You do not have to walk on your knees
For a hundred miles through the desert, repenting.
You only have to let the soft animal of your body
love what it loves.
Here she is reading it:
She grew up in Maple Heights, Ohio, about a half hour southeast of where I’m typing this. When she gave a (rare) reading in Cleveland, she joked, “I have to read ‘Wild Geese’ or I shall be chased from the city.”
She said she wrote it while in Cleveland, trying to coax a student to practice the end stop lines technique. “You write one and I’ll write one,” she offered, resulting in “Wild Geese.”
Later in the reading she was asked what it takes to be a poet.

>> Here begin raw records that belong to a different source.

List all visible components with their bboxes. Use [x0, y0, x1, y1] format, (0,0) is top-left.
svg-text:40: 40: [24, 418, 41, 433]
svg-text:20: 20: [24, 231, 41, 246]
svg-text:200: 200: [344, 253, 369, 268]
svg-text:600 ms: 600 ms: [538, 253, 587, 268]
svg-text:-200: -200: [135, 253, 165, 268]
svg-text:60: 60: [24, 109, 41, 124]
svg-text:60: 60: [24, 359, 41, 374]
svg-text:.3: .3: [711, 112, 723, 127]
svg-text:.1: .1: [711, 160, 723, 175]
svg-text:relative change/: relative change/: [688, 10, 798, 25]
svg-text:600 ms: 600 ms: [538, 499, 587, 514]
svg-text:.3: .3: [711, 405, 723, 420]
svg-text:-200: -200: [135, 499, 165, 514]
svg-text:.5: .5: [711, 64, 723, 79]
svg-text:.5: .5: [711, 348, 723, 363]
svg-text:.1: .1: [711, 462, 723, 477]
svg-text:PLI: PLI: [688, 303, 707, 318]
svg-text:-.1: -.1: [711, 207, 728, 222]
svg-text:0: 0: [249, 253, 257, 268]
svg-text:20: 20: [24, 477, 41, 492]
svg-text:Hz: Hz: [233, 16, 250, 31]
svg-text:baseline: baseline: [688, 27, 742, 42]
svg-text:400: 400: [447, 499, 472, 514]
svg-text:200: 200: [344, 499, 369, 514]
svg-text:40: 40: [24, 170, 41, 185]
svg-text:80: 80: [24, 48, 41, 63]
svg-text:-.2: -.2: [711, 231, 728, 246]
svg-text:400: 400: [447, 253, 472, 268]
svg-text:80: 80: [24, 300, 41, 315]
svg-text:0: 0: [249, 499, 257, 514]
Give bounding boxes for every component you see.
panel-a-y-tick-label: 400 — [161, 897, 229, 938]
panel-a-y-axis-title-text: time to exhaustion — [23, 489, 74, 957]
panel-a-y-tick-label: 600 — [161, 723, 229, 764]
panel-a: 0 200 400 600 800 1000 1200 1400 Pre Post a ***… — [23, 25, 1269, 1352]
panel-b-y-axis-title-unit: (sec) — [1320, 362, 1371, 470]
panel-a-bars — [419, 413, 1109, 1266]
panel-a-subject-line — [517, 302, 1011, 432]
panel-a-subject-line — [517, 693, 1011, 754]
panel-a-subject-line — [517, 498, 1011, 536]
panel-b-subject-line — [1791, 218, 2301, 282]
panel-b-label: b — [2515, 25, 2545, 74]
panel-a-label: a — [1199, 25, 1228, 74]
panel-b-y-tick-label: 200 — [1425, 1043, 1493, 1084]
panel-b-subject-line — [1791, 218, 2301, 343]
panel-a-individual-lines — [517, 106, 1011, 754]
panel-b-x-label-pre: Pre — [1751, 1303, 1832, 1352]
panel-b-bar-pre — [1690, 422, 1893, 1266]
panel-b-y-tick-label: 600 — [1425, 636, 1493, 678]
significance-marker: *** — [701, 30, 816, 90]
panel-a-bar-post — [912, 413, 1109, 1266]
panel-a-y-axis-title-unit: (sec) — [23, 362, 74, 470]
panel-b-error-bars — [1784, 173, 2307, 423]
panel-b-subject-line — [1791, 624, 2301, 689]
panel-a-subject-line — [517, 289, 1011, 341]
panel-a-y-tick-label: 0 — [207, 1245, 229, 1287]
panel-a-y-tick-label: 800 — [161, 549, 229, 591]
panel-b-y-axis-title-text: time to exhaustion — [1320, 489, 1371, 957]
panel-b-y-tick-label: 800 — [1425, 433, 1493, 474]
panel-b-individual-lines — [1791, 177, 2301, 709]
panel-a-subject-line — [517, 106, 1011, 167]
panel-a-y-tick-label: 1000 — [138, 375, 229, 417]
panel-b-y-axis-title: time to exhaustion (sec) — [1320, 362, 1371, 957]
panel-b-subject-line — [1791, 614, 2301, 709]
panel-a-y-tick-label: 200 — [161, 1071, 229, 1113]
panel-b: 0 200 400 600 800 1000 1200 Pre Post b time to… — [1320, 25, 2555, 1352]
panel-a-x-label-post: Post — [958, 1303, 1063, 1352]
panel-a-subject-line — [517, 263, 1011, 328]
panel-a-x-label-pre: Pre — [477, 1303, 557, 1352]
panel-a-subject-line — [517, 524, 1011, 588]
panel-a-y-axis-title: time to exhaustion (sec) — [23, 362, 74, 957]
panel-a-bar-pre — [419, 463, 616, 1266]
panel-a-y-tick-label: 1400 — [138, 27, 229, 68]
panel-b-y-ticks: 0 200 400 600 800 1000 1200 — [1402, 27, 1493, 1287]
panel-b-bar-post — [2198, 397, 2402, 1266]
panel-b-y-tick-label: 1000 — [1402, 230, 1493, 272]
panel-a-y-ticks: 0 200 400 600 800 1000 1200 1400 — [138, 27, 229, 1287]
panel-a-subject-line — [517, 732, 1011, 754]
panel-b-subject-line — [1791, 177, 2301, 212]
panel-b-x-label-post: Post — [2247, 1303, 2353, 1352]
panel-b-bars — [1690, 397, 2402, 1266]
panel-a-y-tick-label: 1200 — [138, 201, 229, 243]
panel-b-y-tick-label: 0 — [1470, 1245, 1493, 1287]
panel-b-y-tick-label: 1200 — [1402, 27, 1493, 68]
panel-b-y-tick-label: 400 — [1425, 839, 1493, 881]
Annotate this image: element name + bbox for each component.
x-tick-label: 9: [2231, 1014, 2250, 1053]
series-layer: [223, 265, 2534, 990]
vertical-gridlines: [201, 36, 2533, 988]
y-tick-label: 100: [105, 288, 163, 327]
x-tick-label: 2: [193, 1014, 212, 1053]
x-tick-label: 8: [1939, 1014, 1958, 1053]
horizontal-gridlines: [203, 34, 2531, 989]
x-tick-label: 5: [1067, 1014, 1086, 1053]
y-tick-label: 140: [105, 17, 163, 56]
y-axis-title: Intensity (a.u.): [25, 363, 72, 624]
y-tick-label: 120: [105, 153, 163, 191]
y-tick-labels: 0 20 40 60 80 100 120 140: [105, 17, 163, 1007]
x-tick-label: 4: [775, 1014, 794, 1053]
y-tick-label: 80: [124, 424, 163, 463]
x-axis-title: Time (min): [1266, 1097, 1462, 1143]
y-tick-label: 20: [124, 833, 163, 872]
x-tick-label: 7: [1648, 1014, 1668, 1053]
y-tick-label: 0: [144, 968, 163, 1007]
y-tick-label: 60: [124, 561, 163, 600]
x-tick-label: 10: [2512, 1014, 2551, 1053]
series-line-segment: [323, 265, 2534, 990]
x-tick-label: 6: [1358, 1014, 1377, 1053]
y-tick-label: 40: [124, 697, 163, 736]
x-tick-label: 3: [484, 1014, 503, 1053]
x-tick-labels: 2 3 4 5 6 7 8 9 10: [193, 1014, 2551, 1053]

“Read a lot of poetry; find poetry you really love. Don’t be afraid to imitate it. That’s how we learn most everything in the world — love and imitation. The second part is to seek primary sources, to go out into the world. Go to the art museum, yes, but go out into the forest, too. Pay attention to the world.”
This really is the great message of her work: Pay attention. And pay attention to what you pay attention to. (The message of most great art, really.)
It’s spelled out in her poem, “Sometimes”:
It’s there in “A Summer Day”:
I don’t know exactly what a prayer is.
I do know how to pay attention, how to fall down
into the grass, how to kneel down in the grass,
how to be idle and blessed, how to stroll through the fields,
which is what I have been doing all day.
Tell me, what else should I have done?
Doesn’t everything die at last, and too soon?
Tell me, what is it you plan to do
with your one wild and precious life?
It’s there in “When Death Comes”:
When it’s over, I want to say: all my life
I was a bride married to amazement.
I was the bridegroom, taking the world into my arms.
When it’s over, I don’t want to wonder
if I have made of my life something particular, and real.
I don’t want to find myself sighing and frightened,
or full of argument.
I don’t want to end up simply having visited this world.
I think she did it right. And showed us how we can, too.